While high-quality input data is indispensable, it does not guarantee high-quality output by default. Data processing and interpretation are vital — outputs could be flawed if data is inadequately processed, misinterpreted, or misapplied. Adopting robust data governance policies is imperative to ensure standards are adhered to, and human errors are minimized.
Predictive modeling, anomaly detection and forensic analytics are just a few of the advanced techniques that businesses are likely to use to detect and prevent fraud in the future. With financial systems becoming increasingly globalized, extracting knowledge and insights from AML/CFT data is no longer a specialized skillset confined to a select group of professionals. Today’s financial institutions are introducing various training initiatives organization wide.
Advanced analytics tools can identify intricate patterns and anomalies in financial transactions, helping to flag potentially fraudulent activities. By analyzing historical data, predictive analytics can forecast potential areas of vulnerability and predict future financial crimes. This proactive approach enables institutions to implement preventive measures before fraudulent activities escalate. Integration of advanced data analytics is expected to revolutionize the fight against financial crime by providing proactive, real-time insights while fostering collaboration among stakeholders. This evolution will be crucial amid increasingly sophisticated criminal activities.Compliance and efficiency: The focus on effective financial crime risk strategies will increase over the next 10 years. There is an opportunity for regulators and the industry to work closely together on desired outcomes. Regulators worldwide are placing a strong emphasis on the significance of personalized, risk-centric strategies in the fight against money laundering and other unlawful financial activities.

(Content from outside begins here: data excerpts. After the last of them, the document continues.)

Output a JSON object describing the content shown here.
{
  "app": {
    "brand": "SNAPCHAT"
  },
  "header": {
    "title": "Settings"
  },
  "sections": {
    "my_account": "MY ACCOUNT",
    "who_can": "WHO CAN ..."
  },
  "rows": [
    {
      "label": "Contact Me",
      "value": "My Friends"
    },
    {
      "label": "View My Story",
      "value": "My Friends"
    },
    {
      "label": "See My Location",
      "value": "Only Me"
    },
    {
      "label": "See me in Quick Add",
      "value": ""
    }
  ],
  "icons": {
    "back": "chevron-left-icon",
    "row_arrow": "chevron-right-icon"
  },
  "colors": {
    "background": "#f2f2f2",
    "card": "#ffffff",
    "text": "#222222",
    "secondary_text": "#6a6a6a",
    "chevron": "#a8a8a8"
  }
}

Several factors currently hinder financial crime compliance and efficiency, including data privacy concerns during cross-border financial crimes. Jurisdictions have different legal standards and requirements for collecting, storing and processing data, which limits the sharing of information on financial crime. In addition, the cross-border nature of combating financial crime increases the risk of data breaches between different levels of cybersecurity measures and regulatory oversight. Moreover, financial crime investigations require sensitive financial information to be collected and analyzed, making it critical that privacy and security are adequate to maintain both trust and regulatory compliance.
The focus on effectiveness in financial crime risk management is expected to increase as financial institutions recognize the need for more robust, adaptive and technologically advanced approaches to rising financial crime threats. The combination of advanced technologies, regulatory expectations and collaborative efforts will be central to achieving a more effective and resilient risk-management framework.